For each $g \in G$ we have $g \in g H$ (see Left and Right Cosets)
For a given $g_{1}, g_{2} \in G$ we have $g_{1} \in g_{2} H ⟺ g_{2}^{- 1} g_{1} \in H$ .
For any pair of elements $g_{1}, g_{2} \in G$ we have either $g_{1} H \cap g_{2} H = \emptyset$ or $g_{1} H = g_{2} H$ . This means that the left-cosets Partition $G$

Proof

(1): $g = g \cdot 1 \in g H$ since $1 \in H$ . Thus $g \in g H$

(2):
$(\Rightarrow)$ : Suppose $g_{1} \in g_{2} H$ . Then:

g_{1} = g_{2} h

for some $h \in H$ . Now then:

\Rightarrow g_{2}^{- 1} g_{1} = h \in H

$(\Leftarrow)$ : Suppose $g_{2}^{- 1} g \in H$ . Then $g_{2}^{- 1} g_{1} = h$ for some $h \in H$ . Then:

g_{1} = g_{2} h \in g H

(3): If the sets are distinct then we are done, so suppose $g_{1} H \cap g_{2} H \neq \emptyset$ . We want to show that $g_{1} H = g_{2} H$ as a result.
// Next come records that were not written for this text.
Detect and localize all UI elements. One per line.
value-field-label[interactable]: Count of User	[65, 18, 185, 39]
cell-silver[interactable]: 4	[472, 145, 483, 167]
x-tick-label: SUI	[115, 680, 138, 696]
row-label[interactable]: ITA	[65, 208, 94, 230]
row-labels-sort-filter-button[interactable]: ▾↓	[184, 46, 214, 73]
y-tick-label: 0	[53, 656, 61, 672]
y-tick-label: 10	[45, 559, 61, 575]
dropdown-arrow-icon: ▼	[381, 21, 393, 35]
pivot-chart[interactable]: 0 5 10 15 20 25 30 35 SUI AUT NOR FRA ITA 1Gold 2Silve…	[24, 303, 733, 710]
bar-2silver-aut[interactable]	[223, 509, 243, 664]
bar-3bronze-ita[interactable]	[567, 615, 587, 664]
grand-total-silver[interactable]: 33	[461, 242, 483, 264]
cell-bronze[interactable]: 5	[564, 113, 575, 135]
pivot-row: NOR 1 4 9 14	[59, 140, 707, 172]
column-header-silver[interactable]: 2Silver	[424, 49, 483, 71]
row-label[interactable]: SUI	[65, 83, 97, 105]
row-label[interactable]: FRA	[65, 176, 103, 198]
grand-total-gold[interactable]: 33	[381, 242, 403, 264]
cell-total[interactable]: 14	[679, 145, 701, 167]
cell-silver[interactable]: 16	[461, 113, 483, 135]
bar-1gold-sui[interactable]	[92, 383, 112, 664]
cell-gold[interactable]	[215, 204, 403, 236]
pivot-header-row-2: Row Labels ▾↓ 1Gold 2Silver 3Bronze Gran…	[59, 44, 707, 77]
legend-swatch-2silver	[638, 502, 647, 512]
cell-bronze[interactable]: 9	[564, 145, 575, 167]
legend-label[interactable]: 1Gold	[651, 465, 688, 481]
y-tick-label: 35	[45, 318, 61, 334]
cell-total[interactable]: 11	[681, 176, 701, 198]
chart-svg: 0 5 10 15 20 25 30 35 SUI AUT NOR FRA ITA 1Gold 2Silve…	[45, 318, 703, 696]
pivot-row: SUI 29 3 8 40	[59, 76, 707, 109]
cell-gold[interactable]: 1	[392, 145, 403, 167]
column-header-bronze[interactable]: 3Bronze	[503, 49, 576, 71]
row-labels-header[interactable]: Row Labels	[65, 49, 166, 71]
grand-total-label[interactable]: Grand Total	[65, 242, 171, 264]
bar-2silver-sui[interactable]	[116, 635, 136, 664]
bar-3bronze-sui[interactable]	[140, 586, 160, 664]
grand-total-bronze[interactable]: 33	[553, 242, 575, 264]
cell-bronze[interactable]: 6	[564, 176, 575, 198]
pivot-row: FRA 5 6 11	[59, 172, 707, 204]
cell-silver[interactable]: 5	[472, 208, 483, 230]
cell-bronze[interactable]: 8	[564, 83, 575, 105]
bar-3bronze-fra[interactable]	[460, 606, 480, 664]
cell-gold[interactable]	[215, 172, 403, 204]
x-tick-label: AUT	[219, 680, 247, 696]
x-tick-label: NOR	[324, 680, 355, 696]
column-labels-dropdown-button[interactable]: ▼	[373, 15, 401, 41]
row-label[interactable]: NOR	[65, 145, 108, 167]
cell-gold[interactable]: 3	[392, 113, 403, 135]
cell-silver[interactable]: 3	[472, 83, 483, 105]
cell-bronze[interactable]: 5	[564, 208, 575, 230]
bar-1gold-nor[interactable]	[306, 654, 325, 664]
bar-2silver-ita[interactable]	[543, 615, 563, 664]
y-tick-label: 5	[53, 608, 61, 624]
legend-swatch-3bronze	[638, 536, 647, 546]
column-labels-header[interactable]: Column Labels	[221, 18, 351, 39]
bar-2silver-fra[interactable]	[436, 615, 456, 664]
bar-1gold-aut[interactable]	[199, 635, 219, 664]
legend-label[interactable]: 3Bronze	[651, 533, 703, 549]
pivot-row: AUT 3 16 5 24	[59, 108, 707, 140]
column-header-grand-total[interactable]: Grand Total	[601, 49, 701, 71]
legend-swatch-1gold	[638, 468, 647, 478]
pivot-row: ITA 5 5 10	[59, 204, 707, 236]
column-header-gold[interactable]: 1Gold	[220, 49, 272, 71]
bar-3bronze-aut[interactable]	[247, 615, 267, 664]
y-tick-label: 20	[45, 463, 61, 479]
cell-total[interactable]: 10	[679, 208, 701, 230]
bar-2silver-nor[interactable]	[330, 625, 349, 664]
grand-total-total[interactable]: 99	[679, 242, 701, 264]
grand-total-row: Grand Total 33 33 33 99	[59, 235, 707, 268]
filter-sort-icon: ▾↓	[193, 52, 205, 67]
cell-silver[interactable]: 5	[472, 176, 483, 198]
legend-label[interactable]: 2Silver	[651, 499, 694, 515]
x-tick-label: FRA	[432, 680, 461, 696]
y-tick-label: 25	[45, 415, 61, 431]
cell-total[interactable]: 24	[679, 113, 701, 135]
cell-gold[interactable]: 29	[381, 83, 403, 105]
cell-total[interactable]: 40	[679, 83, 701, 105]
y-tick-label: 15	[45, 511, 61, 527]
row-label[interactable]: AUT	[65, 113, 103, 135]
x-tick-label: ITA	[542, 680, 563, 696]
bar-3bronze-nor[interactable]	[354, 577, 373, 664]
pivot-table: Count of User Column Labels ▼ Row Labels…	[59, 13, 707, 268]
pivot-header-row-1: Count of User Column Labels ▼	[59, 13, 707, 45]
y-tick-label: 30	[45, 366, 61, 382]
Choose some element:

g_{0} \in (g_{1} H) \cap (g_{2} H)

Let's show that $g_{1} H \subseteq g_{2} H$ . Take any $g_{1} h \in g_{1} H$ where $h \in H$ . Again, we want to show that $g_{1} h \in g_{2} H$ . Using (2), we have to show that $g_{2}^{- 1} g_{1} \in H$ which is equivalent to showing:

(g_{2}^{- 1} g_{1}) h \in H

Notice that $g_{0} \in g_{1} H$ so then $n \in H$ where $g_{0} = g_{1} n$ . Further, notice $g_{0} \in g_{2} H$ so then there is some $m \in H$ where $g_{0} = g_{2} m$ . Thus:

g_{1} n = g_{2} m

So notice that:

g_{2}^{- 1} g_{1} = m n^{- 1} \in H

which is what we wanted! Thus $g_{1} H \subseteq g_{2} H$ . Without loss of generality, we can do the same argument with $g_{1}$ and $g_{2}$ swapped, so then $g_{2} H \subseteq g_{1} H$ . Thus $g_{1} H = g_{2} H$ .

☐

This is a different method of proving things we saw in Left (and Right) Cosets form a Partition in G (you can see the similarities, but different lemmas are used here).